Over the course of this past year (and in all reality, the last 5 years), I’ve spent a lot of time considering the value of this word as it pertains to everything I do in education. It is easily at the heart of everything I do.
(I’ve also spent time realizing that I need to – want to – write more. Yikes.)
The more I work with students, observe teachers in all disciplines, and connect with my PLN, the more I realize how key the relationships we build impact the learning that happens in our classroom. There are few things that make a bigger difference in learning than this, and I’ve found that I’m more successful at teaching when I take the time to connect with my students and colleagues.
The focus of relationships and my drive to make every connection I can with my students is directly tied into my goals for this past year, which focused around continuing my journey with Flipped Learning (with an emphasis on greater student created content). Now that I’m 5 years into this incredible experience, I’m well beyond what we call “Flipping 101,” and have worked to create experiences for students that make the learning meaningful, and sharpen my students’ curiosity in the world beyond the 80 minutes we spend together each day.
My classroom has continued to evolve since I decided to remove traditional direct instruction from my day to day work. We spend a majority of our time at the lab stations since they provide a much better set-up for small group discussion and interaction. This allows me to freely move from group to group and I interact in a more personal, conversational way with them then I ever did when I primarily used lecture. By doing this, my students feel more open to ask questions they never would ask if we were in a large group. It’s in these small group situations where I get the chance to focus on the relationship, and where we build our trust with each other.
Building on flipped learning, I made the goal to develop more student created content. Here my students take a more active role in designing the content we learn. While we have a broad idea of the subject, the students really decide what specifically to learn, and then create the content to share with each other. So far, I’ve only addressed this with my AP students, but hope to expand it to my other courses in the future. An example of this was developing the vodcasts on cellular respiration. The students each took a part, everyone had a role in determining what we’d learn, and then they created it and shared it. They really did an amazing job, and showed there can be humor in learning, as Gridley, Dennis, and Eric demonstrate:
Yet in all of this I know there are things I can do better. Always.

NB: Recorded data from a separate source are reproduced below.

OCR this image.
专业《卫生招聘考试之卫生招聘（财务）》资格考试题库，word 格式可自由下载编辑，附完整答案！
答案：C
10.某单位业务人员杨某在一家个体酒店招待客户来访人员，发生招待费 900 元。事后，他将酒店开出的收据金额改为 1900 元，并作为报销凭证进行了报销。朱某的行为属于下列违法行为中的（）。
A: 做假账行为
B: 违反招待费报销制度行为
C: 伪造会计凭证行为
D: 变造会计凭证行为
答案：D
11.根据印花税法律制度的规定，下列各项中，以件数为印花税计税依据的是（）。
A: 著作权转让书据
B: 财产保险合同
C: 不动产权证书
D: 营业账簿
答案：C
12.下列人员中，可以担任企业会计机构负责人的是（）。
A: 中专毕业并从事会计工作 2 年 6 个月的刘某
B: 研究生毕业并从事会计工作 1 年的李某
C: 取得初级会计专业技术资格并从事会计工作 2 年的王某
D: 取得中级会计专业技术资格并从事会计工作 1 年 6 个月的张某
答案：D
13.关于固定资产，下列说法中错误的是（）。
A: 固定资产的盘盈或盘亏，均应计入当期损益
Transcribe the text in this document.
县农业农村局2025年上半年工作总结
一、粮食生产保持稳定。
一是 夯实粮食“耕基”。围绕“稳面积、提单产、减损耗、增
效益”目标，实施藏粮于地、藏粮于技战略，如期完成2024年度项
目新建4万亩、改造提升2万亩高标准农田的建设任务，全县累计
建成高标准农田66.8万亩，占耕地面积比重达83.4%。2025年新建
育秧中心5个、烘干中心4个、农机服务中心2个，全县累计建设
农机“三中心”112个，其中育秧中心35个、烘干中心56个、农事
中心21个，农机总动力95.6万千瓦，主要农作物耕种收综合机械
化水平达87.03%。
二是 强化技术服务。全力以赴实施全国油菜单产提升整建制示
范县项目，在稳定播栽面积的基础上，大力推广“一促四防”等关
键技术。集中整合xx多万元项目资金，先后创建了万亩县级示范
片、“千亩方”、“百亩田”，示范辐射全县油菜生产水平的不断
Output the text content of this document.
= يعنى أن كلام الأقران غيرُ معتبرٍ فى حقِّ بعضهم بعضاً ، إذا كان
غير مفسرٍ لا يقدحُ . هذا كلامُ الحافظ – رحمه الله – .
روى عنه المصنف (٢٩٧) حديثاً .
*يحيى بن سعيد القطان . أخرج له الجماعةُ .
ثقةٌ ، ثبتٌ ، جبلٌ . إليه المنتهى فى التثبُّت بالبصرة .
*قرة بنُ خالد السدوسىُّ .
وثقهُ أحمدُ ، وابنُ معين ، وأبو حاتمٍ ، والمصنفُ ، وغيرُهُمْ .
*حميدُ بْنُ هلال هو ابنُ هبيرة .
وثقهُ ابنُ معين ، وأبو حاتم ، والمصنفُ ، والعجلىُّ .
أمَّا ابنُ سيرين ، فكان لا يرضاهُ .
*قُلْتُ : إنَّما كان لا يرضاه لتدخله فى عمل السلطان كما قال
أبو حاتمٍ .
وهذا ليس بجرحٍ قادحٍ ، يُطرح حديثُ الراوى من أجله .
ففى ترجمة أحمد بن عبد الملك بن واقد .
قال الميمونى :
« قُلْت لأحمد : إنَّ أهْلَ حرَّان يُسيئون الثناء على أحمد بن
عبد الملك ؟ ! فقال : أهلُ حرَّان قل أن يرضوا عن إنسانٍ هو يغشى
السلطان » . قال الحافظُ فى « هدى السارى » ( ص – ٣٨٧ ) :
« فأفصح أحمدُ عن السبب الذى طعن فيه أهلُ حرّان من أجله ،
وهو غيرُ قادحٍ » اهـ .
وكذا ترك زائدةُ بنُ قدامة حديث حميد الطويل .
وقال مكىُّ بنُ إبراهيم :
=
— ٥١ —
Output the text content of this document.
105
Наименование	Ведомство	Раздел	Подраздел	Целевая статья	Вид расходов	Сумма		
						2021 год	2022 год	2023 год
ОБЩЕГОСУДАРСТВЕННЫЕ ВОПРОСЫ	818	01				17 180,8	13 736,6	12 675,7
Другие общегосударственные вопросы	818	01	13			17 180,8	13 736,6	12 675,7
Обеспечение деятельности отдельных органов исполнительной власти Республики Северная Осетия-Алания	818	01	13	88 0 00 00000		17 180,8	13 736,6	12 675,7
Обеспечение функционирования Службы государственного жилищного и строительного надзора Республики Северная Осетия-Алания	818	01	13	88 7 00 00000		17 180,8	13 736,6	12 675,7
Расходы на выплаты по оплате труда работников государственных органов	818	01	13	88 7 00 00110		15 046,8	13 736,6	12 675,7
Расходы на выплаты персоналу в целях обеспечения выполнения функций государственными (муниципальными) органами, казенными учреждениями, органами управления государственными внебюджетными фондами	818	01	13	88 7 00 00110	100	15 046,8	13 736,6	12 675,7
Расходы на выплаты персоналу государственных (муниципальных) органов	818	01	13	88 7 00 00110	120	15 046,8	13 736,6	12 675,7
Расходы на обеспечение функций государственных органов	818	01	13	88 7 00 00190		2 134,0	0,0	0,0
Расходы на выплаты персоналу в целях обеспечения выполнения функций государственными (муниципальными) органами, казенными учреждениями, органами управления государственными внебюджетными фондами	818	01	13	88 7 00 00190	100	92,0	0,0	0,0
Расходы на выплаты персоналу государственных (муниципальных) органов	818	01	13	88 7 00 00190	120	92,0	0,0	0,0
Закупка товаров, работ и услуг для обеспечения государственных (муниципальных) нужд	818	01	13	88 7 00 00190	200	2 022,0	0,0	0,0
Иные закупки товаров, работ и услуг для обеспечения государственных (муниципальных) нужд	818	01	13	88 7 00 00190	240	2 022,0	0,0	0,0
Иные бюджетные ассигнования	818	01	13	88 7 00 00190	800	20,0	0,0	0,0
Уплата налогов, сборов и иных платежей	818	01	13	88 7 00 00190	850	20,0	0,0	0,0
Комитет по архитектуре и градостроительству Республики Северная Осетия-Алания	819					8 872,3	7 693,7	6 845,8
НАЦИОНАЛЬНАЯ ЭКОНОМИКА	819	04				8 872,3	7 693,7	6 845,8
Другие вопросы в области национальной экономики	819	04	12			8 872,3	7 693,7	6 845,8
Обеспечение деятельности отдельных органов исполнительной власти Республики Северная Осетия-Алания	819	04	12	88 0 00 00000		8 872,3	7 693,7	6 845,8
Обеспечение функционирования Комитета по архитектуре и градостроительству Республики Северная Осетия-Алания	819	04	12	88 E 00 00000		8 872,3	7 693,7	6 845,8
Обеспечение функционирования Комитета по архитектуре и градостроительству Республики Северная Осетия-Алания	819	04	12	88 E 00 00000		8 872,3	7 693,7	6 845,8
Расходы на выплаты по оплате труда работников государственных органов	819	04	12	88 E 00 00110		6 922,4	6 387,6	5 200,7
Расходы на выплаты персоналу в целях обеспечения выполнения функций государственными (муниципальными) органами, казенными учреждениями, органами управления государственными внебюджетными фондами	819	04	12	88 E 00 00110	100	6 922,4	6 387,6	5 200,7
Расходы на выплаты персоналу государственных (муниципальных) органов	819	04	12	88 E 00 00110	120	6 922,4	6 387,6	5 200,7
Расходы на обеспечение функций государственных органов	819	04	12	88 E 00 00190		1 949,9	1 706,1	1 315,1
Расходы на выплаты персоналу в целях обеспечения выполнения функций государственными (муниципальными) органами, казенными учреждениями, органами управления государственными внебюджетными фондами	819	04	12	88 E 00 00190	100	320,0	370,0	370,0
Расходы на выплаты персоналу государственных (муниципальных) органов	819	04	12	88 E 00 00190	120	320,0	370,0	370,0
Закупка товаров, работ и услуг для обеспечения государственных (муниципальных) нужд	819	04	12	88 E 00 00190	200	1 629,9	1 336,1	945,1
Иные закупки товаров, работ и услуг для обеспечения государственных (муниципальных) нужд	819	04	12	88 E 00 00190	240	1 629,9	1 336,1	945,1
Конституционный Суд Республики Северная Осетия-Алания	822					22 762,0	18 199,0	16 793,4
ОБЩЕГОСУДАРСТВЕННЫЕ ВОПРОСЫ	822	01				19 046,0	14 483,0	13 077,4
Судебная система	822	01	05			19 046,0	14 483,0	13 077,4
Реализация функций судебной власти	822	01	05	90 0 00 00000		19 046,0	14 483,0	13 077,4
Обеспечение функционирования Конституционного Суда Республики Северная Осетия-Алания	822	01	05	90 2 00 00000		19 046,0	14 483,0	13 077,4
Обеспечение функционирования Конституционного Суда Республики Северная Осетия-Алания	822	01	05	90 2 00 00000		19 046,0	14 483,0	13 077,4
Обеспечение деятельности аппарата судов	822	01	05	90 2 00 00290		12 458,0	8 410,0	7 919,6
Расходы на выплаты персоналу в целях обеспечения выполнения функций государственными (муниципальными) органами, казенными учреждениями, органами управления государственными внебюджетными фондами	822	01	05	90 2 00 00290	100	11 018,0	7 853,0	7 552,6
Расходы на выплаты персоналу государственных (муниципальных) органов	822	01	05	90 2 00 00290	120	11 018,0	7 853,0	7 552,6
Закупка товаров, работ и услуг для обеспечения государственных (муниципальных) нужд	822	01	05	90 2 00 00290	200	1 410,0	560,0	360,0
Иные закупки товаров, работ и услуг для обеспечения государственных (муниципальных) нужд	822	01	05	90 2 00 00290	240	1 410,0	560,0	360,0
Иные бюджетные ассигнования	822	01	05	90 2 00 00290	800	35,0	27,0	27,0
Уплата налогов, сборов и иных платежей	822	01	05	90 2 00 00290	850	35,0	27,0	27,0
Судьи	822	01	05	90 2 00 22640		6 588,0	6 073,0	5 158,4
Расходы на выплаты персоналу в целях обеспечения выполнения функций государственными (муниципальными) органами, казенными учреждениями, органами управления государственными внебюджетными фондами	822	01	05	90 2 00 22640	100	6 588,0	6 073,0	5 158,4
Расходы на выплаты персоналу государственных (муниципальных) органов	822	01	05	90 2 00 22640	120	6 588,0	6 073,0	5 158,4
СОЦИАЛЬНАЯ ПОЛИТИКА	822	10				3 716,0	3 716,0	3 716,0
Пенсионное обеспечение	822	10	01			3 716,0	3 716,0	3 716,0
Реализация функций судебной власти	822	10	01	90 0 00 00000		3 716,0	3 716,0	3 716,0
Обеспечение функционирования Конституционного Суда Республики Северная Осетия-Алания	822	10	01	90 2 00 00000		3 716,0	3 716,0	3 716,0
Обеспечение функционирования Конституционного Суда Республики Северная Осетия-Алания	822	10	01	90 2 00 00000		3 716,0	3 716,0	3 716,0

I’m still working on providing effective feedback, and not so much about giving the feedback itself, but about using it as a true mechanism for improvement. I’ve noticed that the direct conversations I have with students about their work carry more impact than written feedback. This may be because my verbal comments are in real time while they are working, and the written feedback has a lag time that can cause a disconnect. In an ELA class, you work on drafts and continue to improve the same piece of work. In our class, we don’t really have this luxury, so I’ve struggled to find the most effective way to balance our journey through the content with helping them improve the work they do. In all honesty, in my AP and Advanced classes, I’ve found the ‘credit recovery’ revision on exams to be where some of the most effective learning happens. This has been FAR more helpful than a retake exam (something to consider for CP instead of retakes???), because the student have to go back to each incorrect response and explain why the correct answer is the best choice, and why each wrong answer isn’t. This pushes them to rethink the material and work to understand it. I love it, and the students (at least from what they tell me) find it far more useful.
Connection to School-wide Goals:
Even when I look at the timeline we have on how we work as a school to improve, I notice that building relationships is at the core. If we work to this, we build a community of learners.
Personally, some of the work we’ve done as a school fits in wonderfully with how I’ve come to view my role as a teacher and how I view student learning. Flipped Learning, by nature, is student centered, so through increasing my face to face time with my students, I’ve learned to let go of the control that comes with lecturing and spend more of my time as a guide and coach. This is by no means the only way create a student-centered environment, but it works for me.
Strong relationships between the faculty enhances the experience for everyone. You can’t do this job in a bubble. There is NO way I would be where I am with Flipped Learning if it wasn’t for the cohort of #flipclass teachers I know and have learned from (and now consider some of my dearest friends). Ever since I was a teaching intern in 2002 at Noble High School, I’ve appreciated the importance of observing other teachers in their work. My experience that year impressed upon me the value of learning from others through observation, and by having others observe me. We as teachers can share in each other’s strengths – why lock it away when we’re all here for the same purpose? I hope we continue to encourage the instructional rounds, but I’d also like to see us encourage teachers to drop in on other classes – not so much as an observation, but just to see what is going on. I get that we don’t want to “interrupt,” but wouldn’t it be cool to establish a culture where I could pop into a class just because something cool was going on? Of course, this take time (that dreaded thing we seem to have so little of), so finding that balance is the tough. However, I love seeing my students in other courses, and when they see us it can help to reinforce the relationship, and they can see us as a united community rather than individual pockets of separateness.
There are so many AH-MAZING things that happen in my classroom on a daily basis, and I need to write them down. My goal as I being my 15th year at Kennett this fall is to record and reflect on the everyday awesome that happens in my classroom.
Oh, and puppets. There will be puppets.